Although it would be convenient to think of our generated PN sequence as an ‘array of bits’ there is no datatype in C that would allow this, since the smallest addressable unit of data in C is a byte (8 bits).

Typically, we refer to the unit of addressable data in an array as a ‘word’. For example, if we have an array of int16_ts, then we would say that \(1 \text{ word} = 16 \text{ bits}\). If the array is composed of float32_ts, then \(1 \text{ word} = 32 \text{ bits}\), and so on.

If we need to address individual bits in a long sequence of data in C, we can instead create an array of conveniently sized words and use bitwise operations to access individual bits in each word.

Review of bitwise operations in C#

There are six bitwise operations in c: and &, or |, xor ^, left shift <<, right shift >>, and not~.

Most of these behave as you would expect, but the right shift >> is an exception. The behavior of the right shift >> operation depends on if the datatype is signed or unsigned, and varies depending on the compiler used. This is because there are two possible behaviors for the right shift operation

  1. In a logical right shift, the most significant bit receives a value of zero. This is the behavior that occurs when operating on an unsigned datatype.

  2. In an arithmetic right shift, the most significant bit (which is the sign bit for signed datatypes) is unchanged.

Takeaway: use unsigned datatypes when implementing the LFSR in C to ensure that all shifts are logical shifts.

For left shift operations, the least significant bit always receives a value of zero in C, regardless of the data type.

Addressing individual bits#

There are many ways to use the bitwise operations above to perform addressing of individual bits.

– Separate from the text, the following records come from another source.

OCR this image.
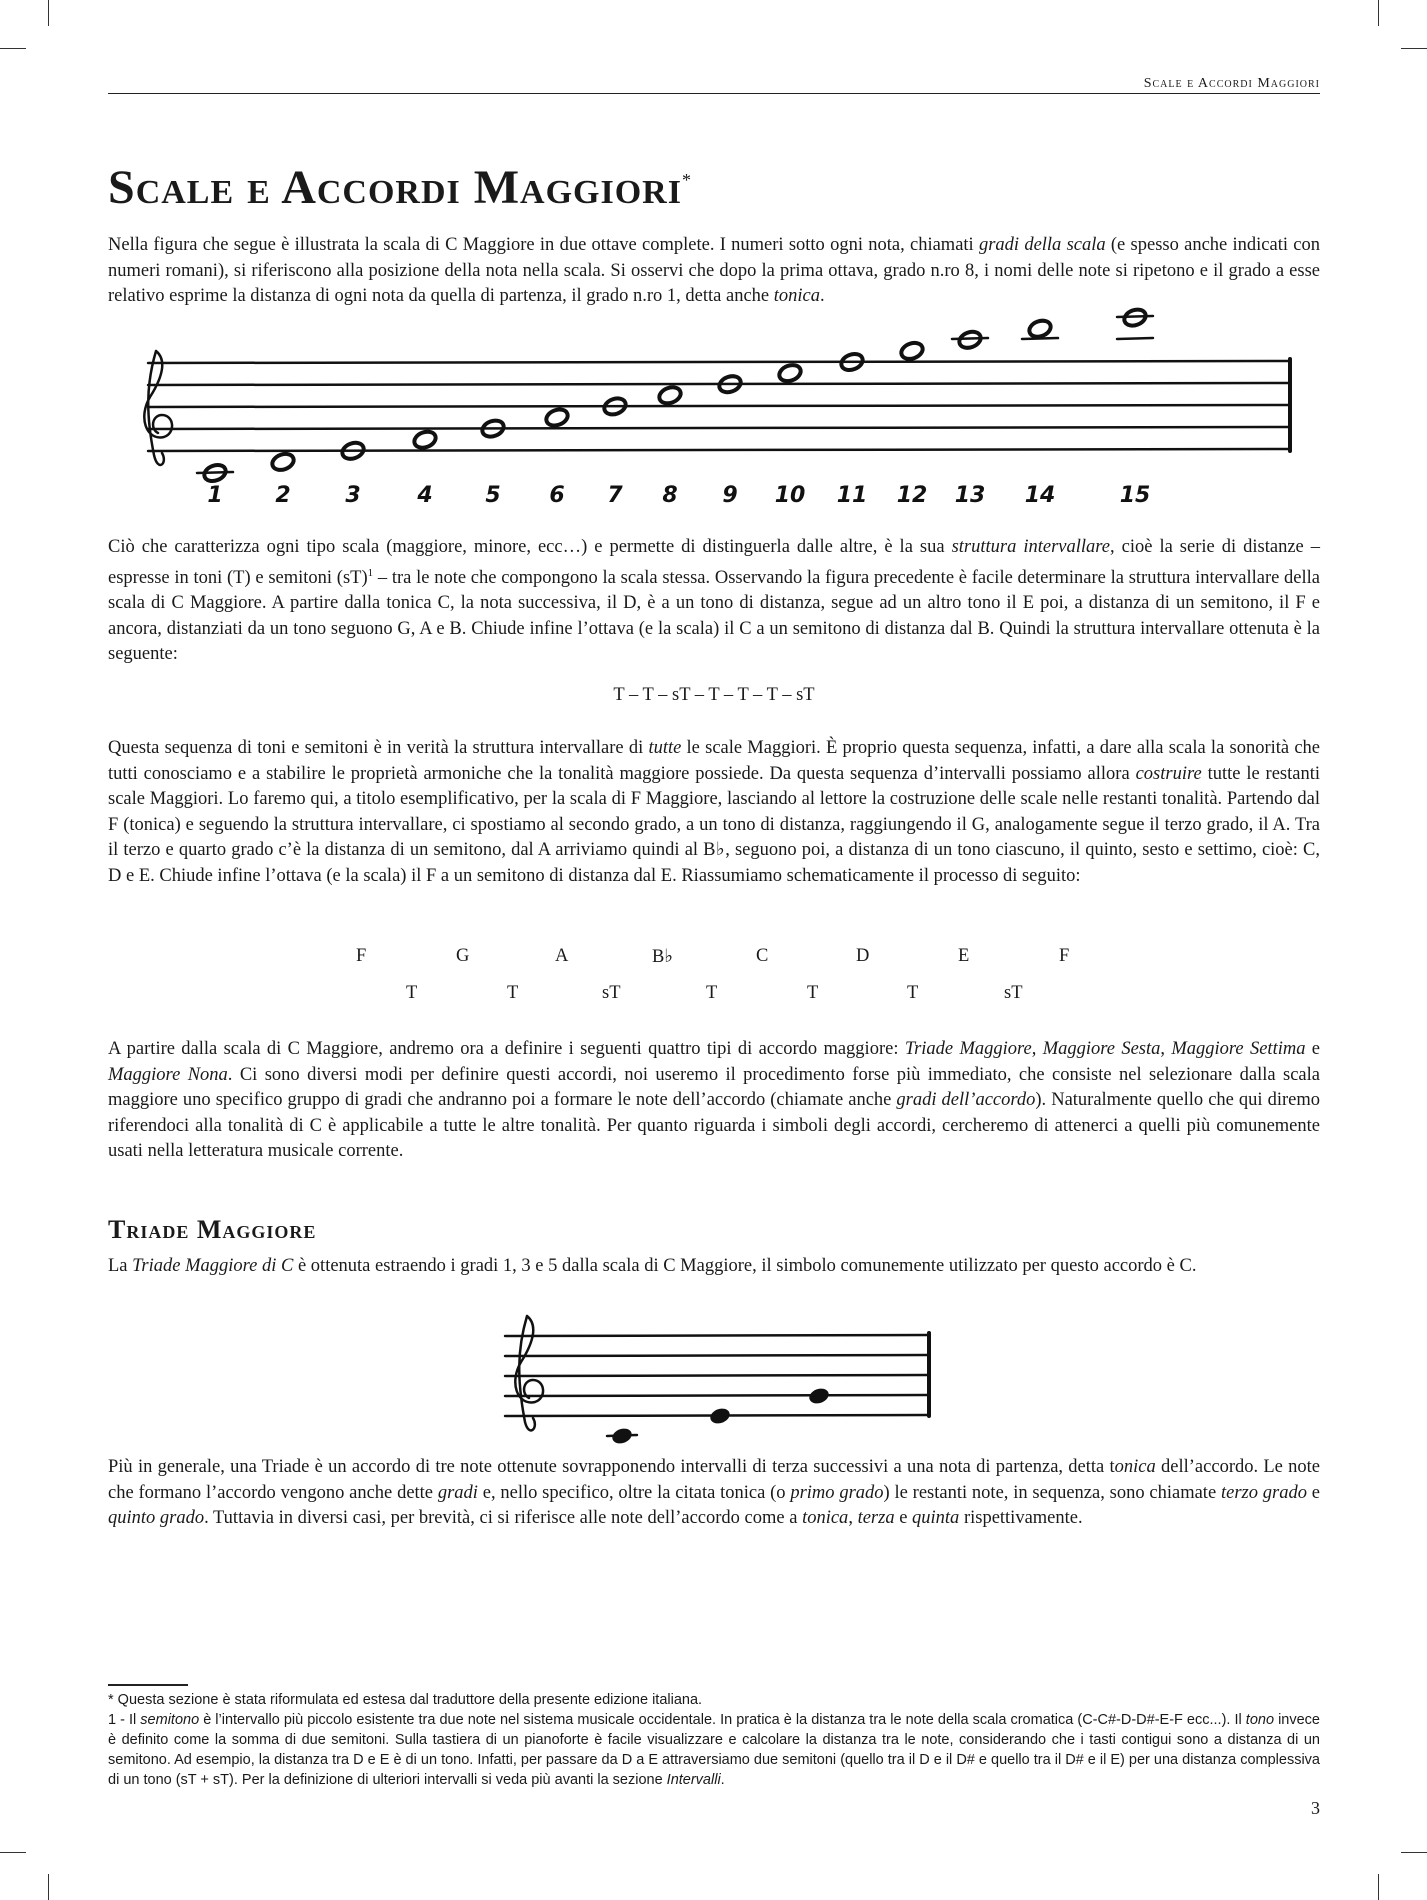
Scale e Accordi Maggiori
Scale e Accordi Maggiori*

Nella figura che segue è illustrata la scala di C Maggiore in due ottave complete. I numeri sotto ogni nota, chiamati gradi della scala (e spesso anche indicati con numeri romani), si riferiscono alla posizione della nota nella scala. Si osservi che dopo la prima ottava, grado n.ro 8, i nomi delle note si ripetono e il grado a esse relativo esprime la distanza di ogni nota da quella di partenza, il grado n.ro 1, detta anche tonica.

1 2 3	4 5 6 7 8 9 10 11 12 13 14	15

Ciò che caratterizza ogni tipo scala (maggiore, minore, ecc…) e permette di distinguerla dalle altre, è la sua struttura intervallare, cioè la serie di distanze – espresse in toni (T) e semitoni (sT)$^1$ – tra le note che compongono la scala stessa. Osservando la figura precedente è facile determinare la struttura intervallare della scala di C Maggiore. A partire dalla tonica C, la nota successiva, il D, è a un tono di distanza, segue ad un altro tono il E poi, a distanza di un semitono, il F e ancora, distanziati da un tono seguono G, A e B. Chiude infine l’ottava (e la scala) il C a un semitono di distanza dal B. Quindi la struttura intervallare ottenuta è la seguente:

T – T – sT – T – T – T – sT

Questa sequenza di toni e semitoni è in verità la struttura intervallare di tutte le scale Maggiori. È proprio questa sequenza, infatti, a dare alla scala la sonorità che tutti conosciamo e a stabilire le proprietà armoniche che la tonalità maggiore possiede. Da questa sequenza d’intervalli possiamo allora costruire tutte le restanti scale Maggiori. Lo faremo qui, a titolo esemplificativo, per la scala di F Maggiore, lasciando al lettore la costruzione delle scale nelle restanti tonalità. Partendo dal F (tonica) e seguendo la struttura intervallare, ci spostiamo al secondo grado, a un tono di distanza, raggiungendo il G, analogamente segue il terzo grado, il A. Tra il terzo e quarto grado c’è la distanza di un semitono, dal A arriviamo quindi al B♭, seguono poi, a distanza di un tono ciascuno, il quinto, sesto e settimo, cioè: C, D e E. Chiude infine l’ottava (e la scala) il F a un semitono di distanza dal E. Riassumiamo schematicamente il processo di seguito:

F	G	A	B♭	C	D	E	F
T	T	sT	T	T	T	sT

A partire dalla scala di C Maggiore, andremo ora a definire i seguenti quattro tipi di accordo maggiore: Triade Maggiore, Maggiore Sesta, Maggiore Settima e Maggiore Nona. Ci sono diversi modi per definire questi accordi, noi useremo il procedimento forse più immediato, che consiste nel selezionare dalla scala maggiore uno specifico gruppo di gradi che andranno poi a formare le note dell’accordo (chiamate anche gradi dell’accordo). Naturalmente quello che qui diremo riferendoci alla tonalità di C è applicabile a tutte le altre tonalità. Per quanto riguarda i simboli degli accordi, cercheremo di attenerci a quelli più comunemente usati nella letteratura musicale corrente.

Triade Maggiore

La Triade Maggiore di C è ottenuta estraendo i gradi 1, 3 e 5 dalla scala di C Maggiore, il simbolo comunemente utilizzato per questo accordo è C.

Più in generale, una Triade è un accordo di tre note ottenute sovrapponendo intervalli di terza successivi a una nota di partenza, detta tonica dell’accordo. Le note che formano l’accordo vengono anche dette gradi e, nello specifico, oltre la citata tonica (o primo grado) le restanti note, in sequenza, sono chiamate terzo grado e quinto grado. Tuttavia in diversi casi, per brevità, ci si riferisce alle note dell’accordo come a tonica, terza e quinta rispettivamente.

* Questa sezione è stata riformulata ed estesa dal traduttore della presente edizione italiana.

1 - Il semitono è l’intervallo più piccolo esistente tra due note nel sistema musicale occidentale. In pratica è la distanza tra le note della scala cromatica (C-C#-D-D#-E-F ecc...). Il tono invece è definito come la somma di due semitoni. Sulla tastiera di un pianoforte è facile visualizzare e calcolare la distanza tra le note, considerando che i tasti contigui sono a distanza di un semitono. Ad esempio, la distanza tra D e E è di un tono. Infatti, per passare da D a E attraversiamo due semitoni (quello tra il D e il D# e quello tra il D# e il E) per una distanza complessiva di un tono (sT + sT). Per la definizione di ulteriori intervalli si veda più avanti la sezione Intervalli.

3
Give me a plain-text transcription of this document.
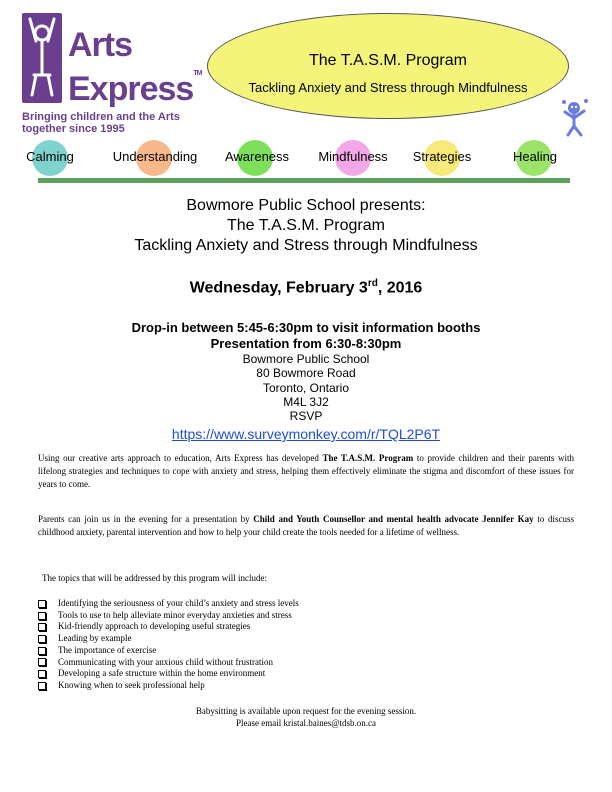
Arts
Express™
Bringing children and the Arts together since 1995
The T.A.S.M. Program
Tackling Anxiety and Stress through Mindfulness
Calming	Understanding	Awareness	Mindfulness	Strategies	Healing
Bowmore Public School presents:
The T.A.S.M. Program
Tackling Anxiety and Stress through Mindfulness
Wednesday, February 3rd, 2016
Drop-in between 5:45-6:30pm to visit information booths
Presentation from 6:30-8:30pm
Bowmore Public School
80 Bowmore Road
Toronto, Ontario
M4L 3J2
RSVP
https://www.surveymonkey.com/r/TQL2P6T
Using our creative arts approach to education, Arts Express has developed The T.A.S.M. Program to provide children and their parents with lifelong strategies and techniques to cope with anxiety and stress, helping them effectively eliminate the stigma and discomfort of these issues for years to come.
Parents can join us in the evening for a presentation by Child and Youth Counsellor and mental health advocate Jennifer Kay to discuss childhood anxiety, parental intervention and how to help your child create the tools needed for a lifetime of wellness.
The topics that will be addressed by this program will include:
Identifying the seriousness of your child’s anxiety and stress levels
Tools to use to help alleviate minor everyday anxieties and stress
Kid-friendly approach to developing useful strategies
Leading by example
The importance of exercise
Communicating with your anxious child without frustration
Developing a safe structure within the home environment
Knowing when to seek professional help
Babysitting is available upon request for the evening session.
Please email kristal.baines@tdsb.on.ca
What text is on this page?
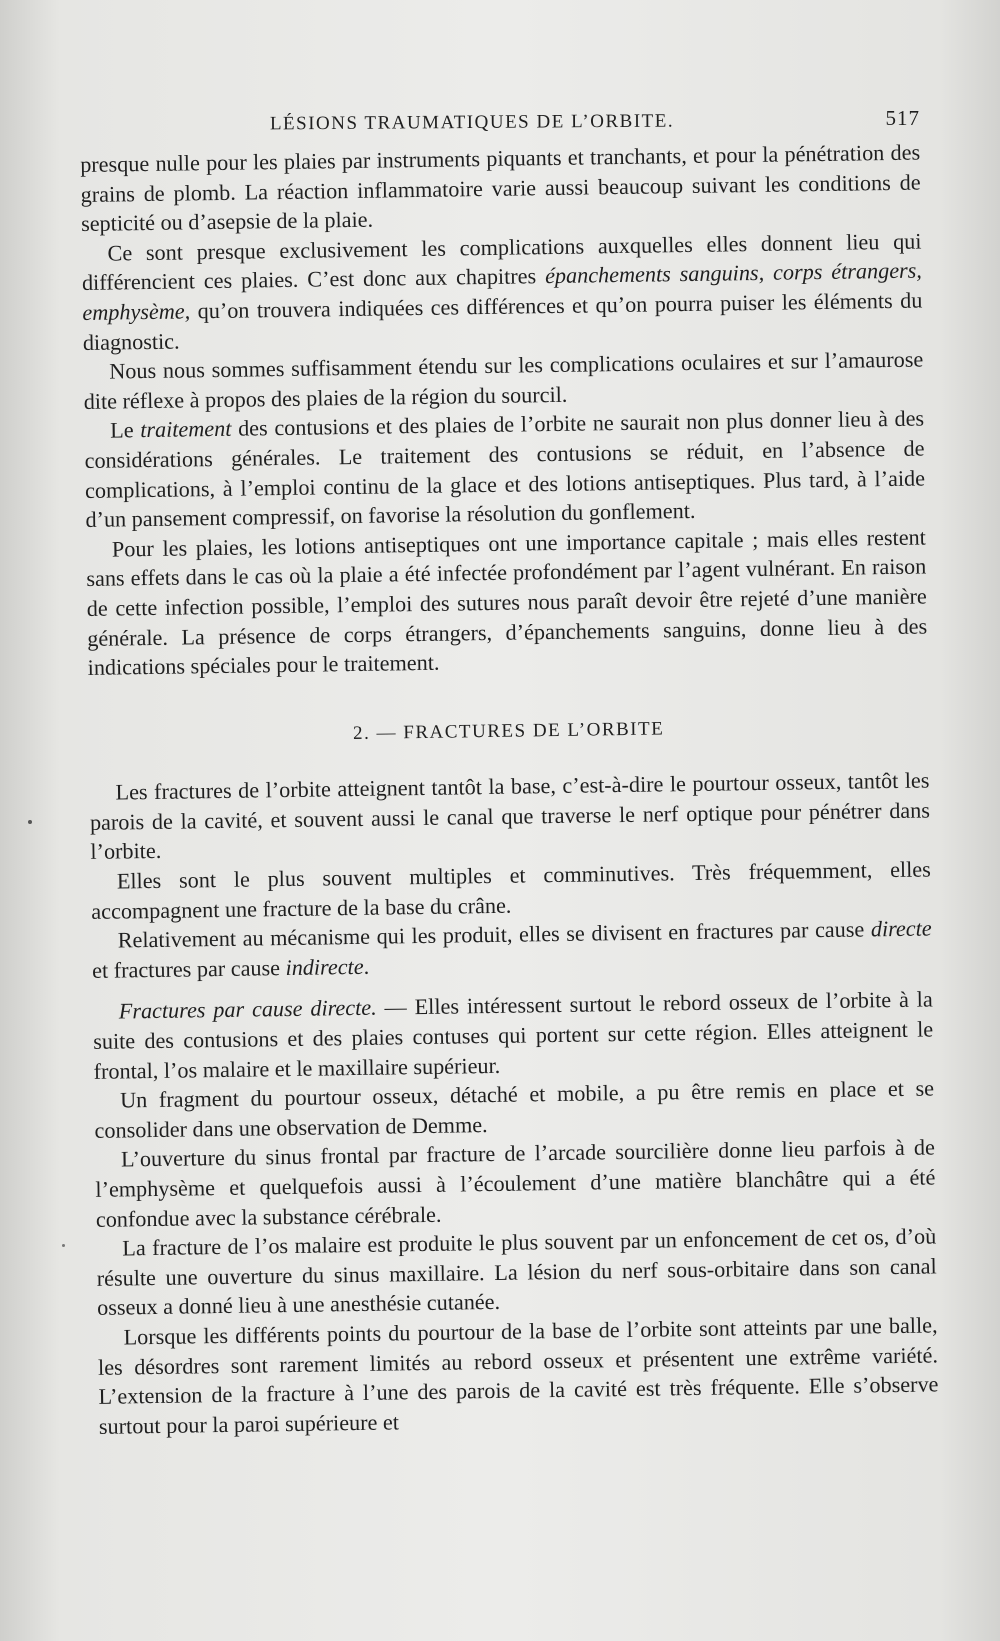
LÉSIONS TRAUMATIQUES DE L’ORBITE.	517

presque nulle pour les plaies par instruments piquants et tranchants, et pour la pénétration des grains de plomb. La réaction inflammatoire varie aussi beaucoup suivant les conditions de septicité ou d’asepsie de la plaie.

Ce sont presque exclusivement les complications auxquelles elles donnent lieu qui différencient ces plaies. C’est donc aux chapitres épanchements sanguins, corps étrangers, emphysème, qu’on trouvera indiquées ces différences et qu’on pourra puiser les éléments du diagnostic.

Nous nous sommes suffisamment étendu sur les complications oculaires et sur l’amaurose dite réflexe à propos des plaies de la région du sourcil.

Le traitement des contusions et des plaies de l’orbite ne saurait non plus donner lieu à des considérations générales. Le traitement des contusions se réduit, en l’absence de complications, à l’emploi continu de la glace et des lotions antiseptiques. Plus tard, à l’aide d’un pansement compressif, on favorise la résolution du gonflement.

Pour les plaies, les lotions antiseptiques ont une importance capitale ; mais elles restent sans effets dans le cas où la plaie a été infectée profondément par l’agent vulnérant. En raison de cette infection possible, l’emploi des sutures nous paraît devoir être rejeté d’une manière générale. La présence de corps étrangers, d’épanchements sanguins, donne lieu à des indications spéciales pour le traitement.

2. — FRACTURES DE L’ORBITE

Les fractures de l’orbite atteignent tantôt la base, c’est-à-dire le pourtour osseux, tantôt les parois de la cavité, et souvent aussi le canal que traverse le nerf optique pour pénétrer dans l’orbite.

Elles sont le plus souvent multiples et comminutives. Très fréquemment, elles accompagnent une fracture de la base du crâne.

Relativement au mécanisme qui les produit, elles se divisent en fractures par cause directe et fractures par cause indirecte.

Fractures par cause directe. — Elles intéressent surtout le rebord osseux de l’orbite à la suite des contusions et des plaies contuses qui portent sur cette région. Elles atteignent le frontal, l’os malaire et le maxillaire supérieur.

Un fragment du pourtour osseux, détaché et mobile, a pu être remis en place et se consolider dans une observation de Demme.

L’ouverture du sinus frontal par fracture de l’arcade sourcilière donne lieu parfois à de l’emphysème et quelquefois aussi à l’écoulement d’une matière blanchâtre qui a été confondue avec la substance cérébrale.

La fracture de l’os malaire est produite le plus souvent par un enfoncement de cet os, d’où résulte une ouverture du sinus maxillaire. La lésion du nerf sous-orbitaire dans son canal osseux a donné lieu à une anesthésie cutanée.

Lorsque les différents points du pourtour de la base de l’orbite sont atteints par une balle, les désordres sont rarement limités au rebord osseux et présentent une extrême variété. L’extension de la fracture à l’une des parois de la cavité est très fréquente. Elle s’observe surtout pour la paroi supérieure et
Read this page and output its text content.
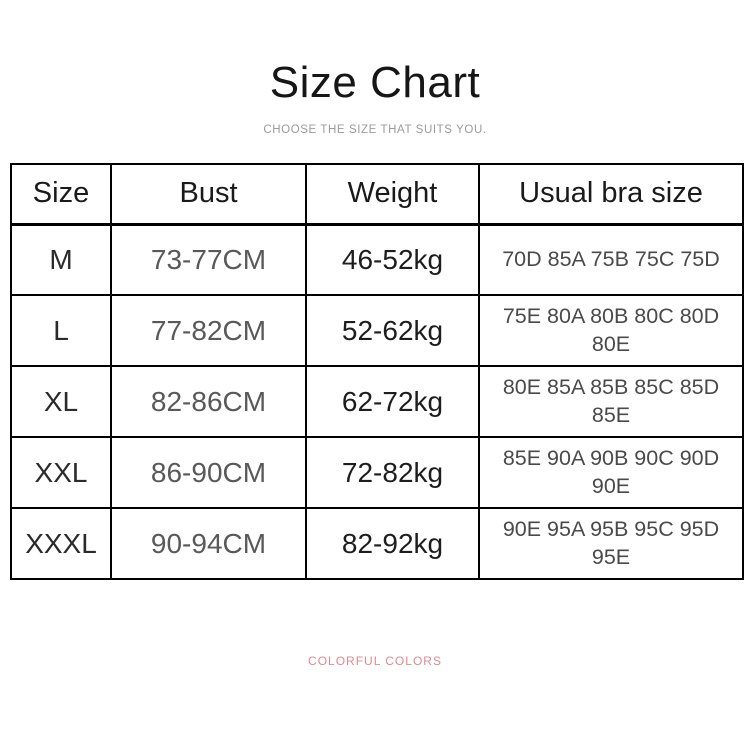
Size Chart
CHOOSE THE SIZE THAT SUITS YOU.
Size	Bust	Weight	Usual bra size
M	73-77CM	46-52kg	70D 85A 75B 75C 75D
L	77-82CM	52-62kg	75E 80A 80B 80C 80D 80E
XL	82-86CM	62-72kg	80E 85A 85B 85C 85D 85E
XXL	86-90CM	72-82kg	85E 90A 90B 90C 90D 90E
XXXL	90-94CM	82-92kg	90E 95A 95B 95C 95D 95E
COLORFUL COLORS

The easiest way to demonstrate is with an example. Suppose we have a variable x in C with the datatype uint32_t and we want to perform the following operation:

Example operation: Set the 6th least significant bit equal to the xor of the 4th and 2nd least significant bits.

Let’s outline one approach:

  1. Create expressions corresponding to the 4th and 2nd least significant bits shifted to the least significant position:

    x>>3 and x>>1

  2. Calculate the bitwise XOR of these expressions:

    (x>>3) ^ (x>>1)
    
  3. Mask out all other bits

    ( (x >> 3) ^ (x >> 1) ) & 1
    
  4. Shift the expression to the desired position

    ( ( (x >> 3) ^ (x >> 1) ) & 1 ) << 5
    
  5. Clear the bit to prepare for assignment

    x &= ~(1<<5);
    
  6. Assign the result back to x

    x |= ( ( (x >> 3) ^ (x >> 1) ) & 1 ) << 5
    

At this point, the code has become very difficult to read! Although whitespace does not change the behavior, it can make the code somewhat more readable.

x &= ~(1<<5);
x |= (
       ( 
         (x >> 3) ^ (x >> 1) 
       ) & 1
     ) << 5

There are many other ways that this operation can be completed in C, so it can be helpful to try multiple approaches until you find a style you are comfortable with.